DEARBORN HEIGHTS, Mich. - New parents Jenna and Brenden Heady love to show off their beautiful baby girl, but they're forced to do it behind the safety of their front door.
Baby Samantha can't leave their Dearborn Heights home.
"The doctor told me, 'Did you ever see the movie "The Boy In The Bubble?" I said, 'Yeah.' He said, 'That's what we're talking about. She doesn't have a proper, functioning immune system.'"
Samantha Grace was born in May -- 9 weeks premature -- weighing just 3 pounds, 8 ounces. Her newborn screening test revealed that she has a rare disorder called severe combined immunodeficiency, known as SCID.
Samantha's immune system doesn't work properly, meaning even a simple cold could threaten her life. Just 40 to 100 babies with SCID are born in the U.S. each year.
"We didn't know what it was then," said Brenden. "Essentially, I thought they just gave my baby a death sentence."
SCID was the disease featured in the John Travolta movie "The Boy In The Plastic Bubble." The film was inspired by the life of David Vetter, a Texas boy with SCID who lived his entire 12 years in a sterile bubble.
Samantha is not in an actual bubble, but she is being protected.
"We take germaphobe to a new level," said Brenden.
So they won't have to wear masks when they're with Samantha, Brenden and Jenna wear masks whenever they leave the house, including for our interview on their front porch. They also shower multiple times a day, and any clothes worn outside of the house are immediately changed and then washed.Samantha's grandmothers are the only ones allowed to visit, and they must wear freshly washed clothes and masks when they do.
"Somebody drops off groceries to us or if I go to the grocery store, we go to the back door, we bring the groceries in, we put them away with Lysol wipes, we Lysol the floor where we set them," said Jenna. "Our goal is to be as clean as possible, all the time. Everything is a process right now."
Samantha's health is not the only challenge they're facing. Brenden was laid off from his job soon after Samantha was born. Jenna is a nurse, but is taking leave to reduce the risk of bringing home an illness to Samantha.
"I work in a hospital. I was absolutely paranoid. One of the other nurses would wash my clothes for me, so I didn't have to bring them home," said Jenna.
Family and friends have come to visit through the front door and started a website to help the family stay afloat financially until they can return to work.
"If we didn't have our friends and family, I don't know what we'd do, just the spiritual and moral support" said Brenden.
Then, there's the kindness of strangers.
"Complete strangers. I can't believe how people reach out to help us in a time like this," said Jenna. "Just shows you how beautiful people can be."
The plan is for Samantha to undergo a bone marrow transplant in September, in hopes of giving her the immune system she lacks.
"We have to do everything we can for our daughter, and they have had great success with it," said Brenden.
In spite of everything, Jenna and Brenden consider themselves lucky. According to the SCID Angels For Life Foundation, only 23 states in the U.S. currently test for SCID as part of newborn screenings.
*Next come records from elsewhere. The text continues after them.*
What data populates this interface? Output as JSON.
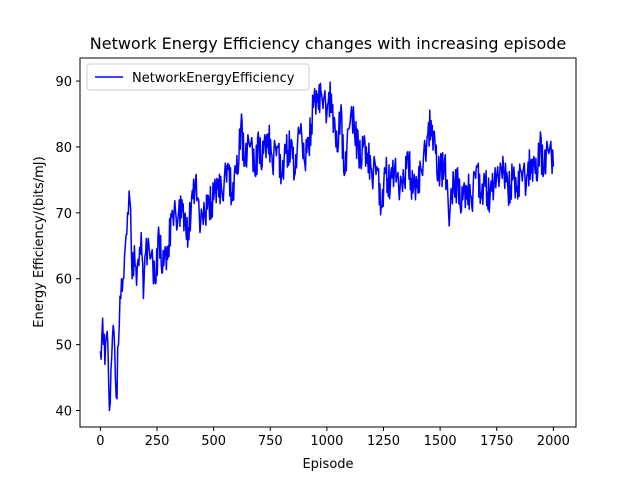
{
  "chart_data": {
    "type": "line",
    "title": "Network Energy Efficiency changes with increasing episode",
    "xlabel": "Episode",
    "ylabel": "Energy Efficiency/(bits/mJ)",
    "xlim": [
      -90,
      2100
    ],
    "ylim": [
      37.5,
      93.5
    ],
    "x_ticks": [
      0,
      250,
      500,
      750,
      1000,
      1250,
      1500,
      1750,
      2000
    ],
    "y_ticks": [
      40,
      50,
      60,
      70,
      80,
      90
    ],
    "grid": false,
    "legend_position": "top-left",
    "series_color": "#0000ff",
    "series": [
      {
        "name": "NetworkEnergyEfficiency",
        "anchors": [
          [
            0,
            49
          ],
          [
            10,
            54
          ],
          [
            20,
            47
          ],
          [
            30,
            52
          ],
          [
            40,
            40
          ],
          [
            50,
            48
          ],
          [
            60,
            52
          ],
          [
            70,
            42
          ],
          [
            80,
            50
          ],
          [
            90,
            57
          ],
          [
            100,
            60
          ],
          [
            110,
            65
          ],
          [
            120,
            70
          ],
          [
            130,
            72
          ],
          [
            140,
            60
          ],
          [
            150,
            65
          ],
          [
            160,
            59
          ],
          [
            170,
            62
          ],
          [
            180,
            67
          ],
          [
            190,
            57
          ],
          [
            200,
            64
          ],
          [
            220,
            63
          ],
          [
            240,
            60
          ],
          [
            260,
            66
          ],
          [
            280,
            62
          ],
          [
            300,
            65
          ],
          [
            320,
            70
          ],
          [
            340,
            68
          ],
          [
            360,
            72
          ],
          [
            380,
            66
          ],
          [
            400,
            70
          ],
          [
            420,
            75
          ],
          [
            440,
            67
          ],
          [
            460,
            70
          ],
          [
            480,
            71
          ],
          [
            500,
            72
          ],
          [
            520,
            75
          ],
          [
            540,
            72
          ],
          [
            560,
            77
          ],
          [
            580,
            73
          ],
          [
            600,
            76
          ],
          [
            620,
            83
          ],
          [
            640,
            78
          ],
          [
            660,
            80
          ],
          [
            680,
            77
          ],
          [
            700,
            80
          ],
          [
            720,
            79
          ],
          [
            740,
            82
          ],
          [
            760,
            77
          ],
          [
            780,
            80
          ],
          [
            800,
            76
          ],
          [
            820,
            79
          ],
          [
            840,
            80
          ],
          [
            860,
            76
          ],
          [
            880,
            82
          ],
          [
            900,
            78
          ],
          [
            920,
            80
          ],
          [
            940,
            86
          ],
          [
            960,
            88
          ],
          [
            980,
            87
          ],
          [
            1000,
            85
          ],
          [
            1020,
            88
          ],
          [
            1040,
            80
          ],
          [
            1060,
            85
          ],
          [
            1080,
            76
          ],
          [
            1100,
            83
          ],
          [
            1120,
            84
          ],
          [
            1140,
            79
          ],
          [
            1160,
            80
          ],
          [
            1180,
            79
          ],
          [
            1200,
            75
          ],
          [
            1220,
            77
          ],
          [
            1240,
            71
          ],
          [
            1260,
            76
          ],
          [
            1280,
            74
          ],
          [
            1300,
            77
          ],
          [
            1320,
            72
          ],
          [
            1340,
            75
          ],
          [
            1360,
            78
          ],
          [
            1380,
            73
          ],
          [
            1400,
            75
          ],
          [
            1420,
            76
          ],
          [
            1440,
            80
          ],
          [
            1460,
            84
          ],
          [
            1480,
            79
          ],
          [
            1500,
            76
          ],
          [
            1520,
            78
          ],
          [
            1540,
            68
          ],
          [
            1560,
            75
          ],
          [
            1580,
            74
          ],
          [
            1600,
            72
          ],
          [
            1620,
            74
          ],
          [
            1640,
            71
          ],
          [
            1660,
            77
          ],
          [
            1680,
            73
          ],
          [
            1700,
            74
          ],
          [
            1720,
            72
          ],
          [
            1740,
            75
          ],
          [
            1760,
            74
          ],
          [
            1780,
            77
          ],
          [
            1800,
            73
          ],
          [
            1820,
            75
          ],
          [
            1840,
            74
          ],
          [
            1860,
            76
          ],
          [
            1880,
            74
          ],
          [
            1900,
            78
          ],
          [
            1920,
            76
          ],
          [
            1940,
            80
          ],
          [
            1960,
            77
          ],
          [
            1980,
            79
          ],
          [
            2000,
            77
          ]
        ]
      }
    ]
  }
}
"I am forever thankful that somebody advocated to put this on our state's newborn screen because this can be fatal if it's not caught before it's too late," said Jenna. "We're blessed that she gets a chance, she's going to get a chance to get this treatment."
Jenna and Brenden want to see every state test for SCID at birth. Studies find bone marrow transplants are most successful in children with SCID if they're performed in the first months of life. They also encourage everyone to join the bone marrow registry. They don't know who Samantha's donor is, but they're very grateful someone out there is a match for her.
"It's amazing," said Jenna. "As soon as we found out about it, one of the first things we did is we went and signed up at BeTheMatch.org and put ourselves on the registry."
The couple has also found a silver lining in their forced isolation.
"Most people go their entire lifetime with their kid and never have this kind of time with her," said Brenden.
"She has no idea what's going on, which is nice," said Jenna. "She just thinks, 'Gee, my mom and dad stay here all the time!'"
Still, they dream about a different life for Samantha.
"I just want her to get through this and have a happy healthy childhood and adulthood," said Jenna.
"Eventually I know she will have to leave the house," said Brenden. "Ironic, considering we can't, but I want to get to that point with my daughter. I want her to have a future."